De deur ging open en Draco kwam de meisjes slaapzalen van Griffoendor in. "Hoe? Wat doe jij hier?!" vroeg Sproet. "Dat maakt niet uit," zei Draco. Hij ging op Sproets voeteneinde zitten en legde een bord met brood op haar nachtkastje. "Als je me probeert aan het eten te krijgen dan zweer ik dat ik je levend vil," gromde Sproet. "Dat doe je niet," zei Draco. Hij pakte een stuk brood van het bord en probeerde hem aan Sproet te geven. Sproet duwde hem weg. "Laat me met rust, Malfidus," zuchtte Sproet. Draco schudde zijn hoofd. "DRACO MALFIDUS ROT OP!" snauwde Sproet. "Hou op Sproet," zei Draco. "Verdwijn, voordat ik je laat verdwijnen," siste Sproet. Draco stond op en liep naar de deur. "Onthoud dat ik er voor je ben. Ik geloof niet dat jij iets met Stella's verdwijning te maken hebt," zei Draco. Sproet glimlachte naar hem, wat zelden gebeurde. "Je bent een goede vriend," zei ze. Draco liep weg en een van de gordijnen ging open. "Oef. #"Friendzone," mompelde Ginny. "Huh?" vroeg Sproet. "Je zet hem net keihard in de Friendzone," zei Ginny. "Hij is toch ook een vriend?" vroeg Sproet. "Heb je het dan nog niet door? Zijn je hersens klaar met werken, Sproet?
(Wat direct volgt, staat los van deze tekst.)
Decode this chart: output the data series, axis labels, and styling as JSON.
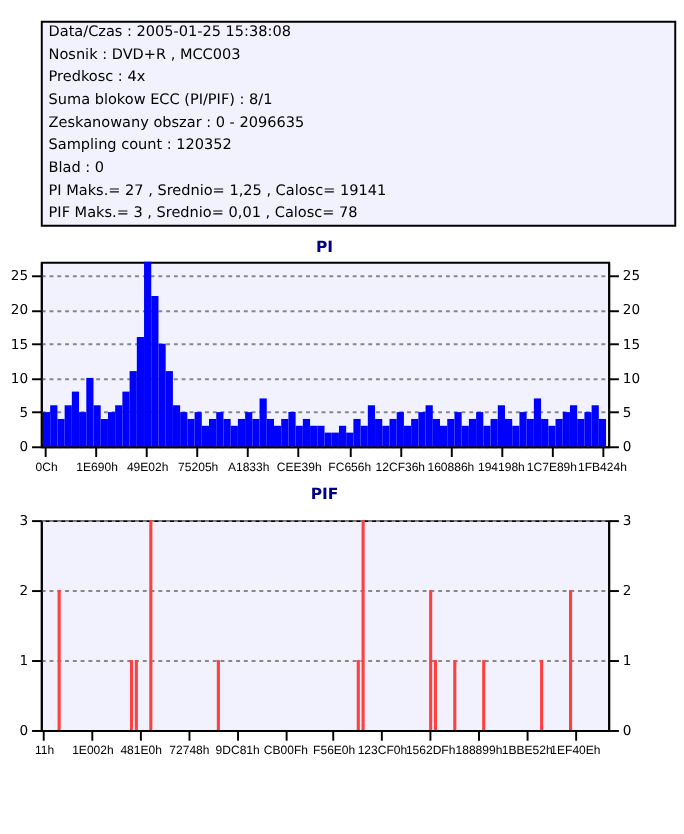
{
  "chart_data": [
    {
      "type": "other",
      "annotations": [
        "Data/Czas : 2005-01-25 15:38:08",
        "Nosnik : DVD+R , MCC003",
        "Predkosc : 4x",
        "Suma blokow ECC (PI/PIF) : 8/1",
        "Zeskanowany obszar : 0 - 2096635",
        "Sampling count : 120352",
        "Blad : 0",
        "PI Maks.= 27 , Srednio= 1,25 , Calosc= 19141",
        "PIF Maks.= 3 , Srednio= 0,01 , Calosc= 78"
      ]
    },
    {
      "type": "bar",
      "title": "PI",
      "color": "#0000ff",
      "categories": [
        "0Ch",
        null,
        null,
        null,
        null,
        null,
        null,
        "1E690h",
        null,
        null,
        null,
        null,
        null,
        null,
        "49E02h",
        null,
        null,
        null,
        null,
        null,
        null,
        "75205h",
        null,
        null,
        null,
        null,
        null,
        null,
        "A1833h",
        null,
        null,
        null,
        null,
        null,
        null,
        "CEE39h",
        null,
        null,
        null,
        null,
        null,
        null,
        "FC656h",
        null,
        null,
        null,
        null,
        null,
        null,
        "12CF36h",
        null,
        null,
        null,
        null,
        null,
        null,
        "160886h",
        null,
        null,
        null,
        null,
        null,
        null,
        "194198h",
        null,
        null,
        null,
        null,
        null,
        null,
        "1C7E89h",
        null,
        null,
        null,
        null,
        null,
        null,
        "1FB424h"
      ],
      "values": [
        5,
        6,
        4,
        6,
        8,
        5,
        10,
        6,
        4,
        5,
        6,
        8,
        11,
        16,
        27,
        22,
        15,
        11,
        6,
        5,
        4,
        5,
        3,
        4,
        5,
        4,
        3,
        4,
        5,
        4,
        7,
        4,
        3,
        4,
        5,
        3,
        4,
        3,
        3,
        2,
        2,
        3,
        2,
        4,
        3,
        6,
        4,
        3,
        4,
        5,
        3,
        4,
        5,
        6,
        4,
        3,
        4,
        5,
        3,
        4,
        5,
        3,
        4,
        6,
        4,
        3,
        5,
        4,
        7,
        4,
        3,
        4,
        5,
        6,
        4,
        5,
        6,
        4
      ],
      "ylim": [
        0,
        27
      ],
      "yticks": [
        0,
        5,
        10,
        15,
        20,
        25
      ],
      "y2lim": [
        0,
        27
      ],
      "y2ticks": [
        0,
        5,
        10,
        15,
        20,
        25
      ],
      "grid": "y"
    },
    {
      "type": "bar",
      "title": "PIF",
      "color": "#ff4040",
      "categories": [
        "11h",
        null,
        null,
        null,
        null,
        null,
        null,
        null,
        null,
        null,
        "1E002h",
        null,
        null,
        null,
        null,
        null,
        null,
        null,
        null,
        null,
        "481E0h",
        null,
        null,
        null,
        null,
        null,
        null,
        null,
        null,
        null,
        "72748h",
        null,
        null,
        null,
        null,
        null,
        null,
        null,
        null,
        null,
        "9DC81h",
        null,
        null,
        null,
        null,
        null,
        null,
        null,
        null,
        null,
        "CB00Fh",
        null,
        null,
        null,
        null,
        null,
        null,
        null,
        null,
        null,
        "F56E0h",
        null,
        null,
        null,
        null,
        null,
        null,
        null,
        null,
        null,
        "123CF0h",
        null,
        null,
        null,
        null,
        null,
        null,
        null,
        null,
        null,
        "1562DFh",
        null,
        null,
        null,
        null,
        null,
        null,
        null,
        null,
        null,
        "188899h",
        null,
        null,
        null,
        null,
        null,
        null,
        null,
        null,
        null,
        "1BBE52h",
        null,
        null,
        null,
        null,
        null,
        null,
        null,
        null,
        null,
        "1EF40Eh",
        null,
        null,
        null,
        null,
        null,
        null
      ],
      "values": [
        null,
        null,
        null,
        2,
        null,
        null,
        null,
        null,
        null,
        null,
        null,
        null,
        null,
        null,
        null,
        null,
        null,
        null,
        1,
        1,
        null,
        null,
        3,
        null,
        null,
        null,
        null,
        null,
        null,
        null,
        null,
        null,
        null,
        null,
        null,
        null,
        1,
        null,
        null,
        null,
        null,
        null,
        null,
        null,
        null,
        null,
        null,
        null,
        null,
        null,
        null,
        null,
        null,
        null,
        null,
        null,
        null,
        null,
        null,
        null,
        null,
        null,
        null,
        null,
        null,
        1,
        3,
        null,
        null,
        null,
        null,
        null,
        null,
        null,
        null,
        null,
        null,
        null,
        null,
        null,
        2,
        1,
        null,
        null,
        null,
        1,
        null,
        null,
        null,
        null,
        null,
        1,
        null,
        null,
        null,
        null,
        null,
        null,
        null,
        null,
        null,
        null,
        null,
        1,
        null,
        null,
        null,
        null,
        null,
        2,
        null,
        null,
        null,
        null,
        null,
        null,
        null
      ],
      "ylim": [
        0,
        3
      ],
      "yticks": [
        0,
        1,
        2,
        3
      ],
      "y2lim": [
        0,
        3
      ],
      "y2ticks": [
        0,
        1,
        2,
        3
      ],
      "grid": "y"
    }
  ]
}
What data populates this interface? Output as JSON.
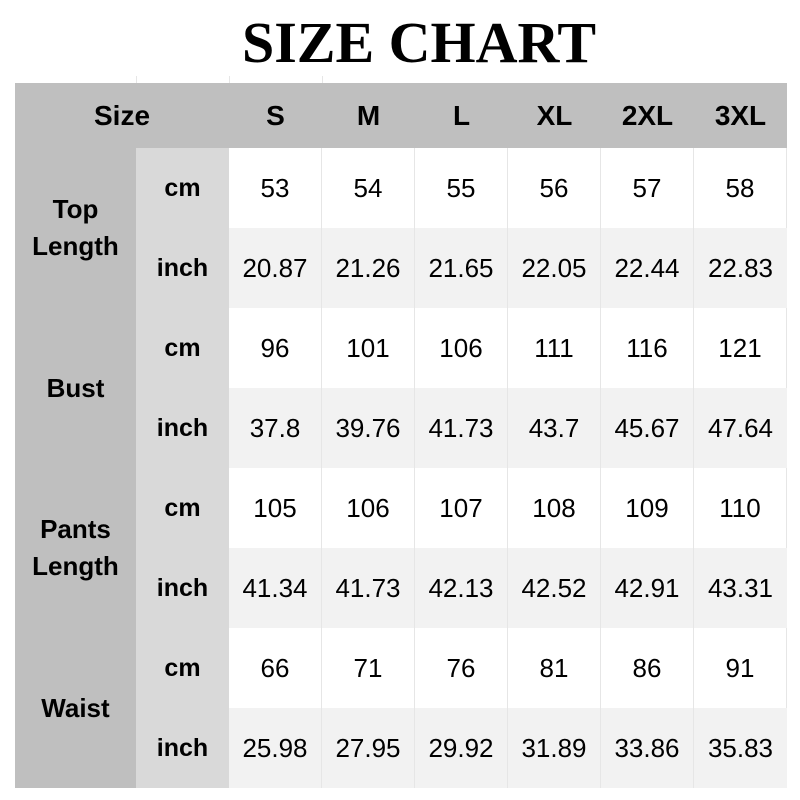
{
  "title": "SIZE CHART",
  "header": {
    "corner": "Size",
    "sizes": [
      "S",
      "M",
      "L",
      "XL",
      "2XL",
      "3XL"
    ]
  },
  "colors": {
    "header_bg": "#bfbfbf",
    "unit_bg": "#d9d9d9",
    "inch_row_bg": "#f2f2f2",
    "cm_row_bg": "#ffffff"
  },
  "rows": [
    {
      "label": "Top\nLength",
      "cm_label": "cm",
      "inch_label": "inch",
      "cm": [
        "53",
        "54",
        "55",
        "56",
        "57",
        "58"
      ],
      "inch": [
        "20.87",
        "21.26",
        "21.65",
        "22.05",
        "22.44",
        "22.83"
      ]
    },
    {
      "label": "Bust",
      "cm_label": "cm",
      "inch_label": "inch",
      "cm": [
        "96",
        "101",
        "106",
        "111",
        "116",
        "121"
      ],
      "inch": [
        "37.8",
        "39.76",
        "41.73",
        "43.7",
        "45.67",
        "47.64"
      ]
    },
    {
      "label": "Pants\nLength",
      "cm_label": "cm",
      "inch_label": "inch",
      "cm": [
        "105",
        "106",
        "107",
        "108",
        "109",
        "110"
      ],
      "inch": [
        "41.34",
        "41.73",
        "42.13",
        "42.52",
        "42.91",
        "43.31"
      ]
    },
    {
      "label": "Waist",
      "cm_label": "cm",
      "inch_label": "inch",
      "cm": [
        "66",
        "71",
        "76",
        "81",
        "86",
        "91"
      ],
      "inch": [
        "25.98",
        "27.95",
        "29.92",
        "31.89",
        "33.86",
        "35.83"
      ]
    }
  ]
}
Zelfs een blinde ziet dat Malfidus verliefd op je is," zei Ginny. Sproet werd rood tot haar oren. "Ik zeg niks," zei Ginny. "Bedankt," zei Sproet. Ze streek haar haar naar achter en haalde diep adem voordat ze de deur open deed. George keek haar woedend aan. "Wat deed Draco daar?" vroeg hij. "Ik heb hem al weggestuurd," zei Sproet. "Probeer niet onder mijn vragen uit te komen," zei George. Sproet dook onder zijn arm door en liep weg. "Kom terug!" riep George. "George, waar is Fred?" vroeg Sproet. George boog zijn hoofd. "George! Waar is Fred!?" zei Sproet hysterisch. "Hij is bij Stella. Hij wil je niet meer zien, Sproet. Hij denkt dat het jou schuld is," zei George. "Jij toch niet?" vroeg Sproet bevend. "Ik weet het niet, maar ik denk bijna zeker te weten dat jij op een of andere manier hier mee bent verbonden," zei George. "Nou, wat ben ik blij dat je nog een soort van mijn vriend bent," zuchtte Sproet sarcastisch. "Ik moet naar bezweringen," zei Sproet voordat George nog iets kon zeggen. Op weg naar het klaslokaal wierp Sproet heel even een blik op de ziekenzaal waar ze Bob en Fred bij Stella's bed zag staan. Sproet voelde tranen in haar ogen prikken, maar knipperde ze woedend weg.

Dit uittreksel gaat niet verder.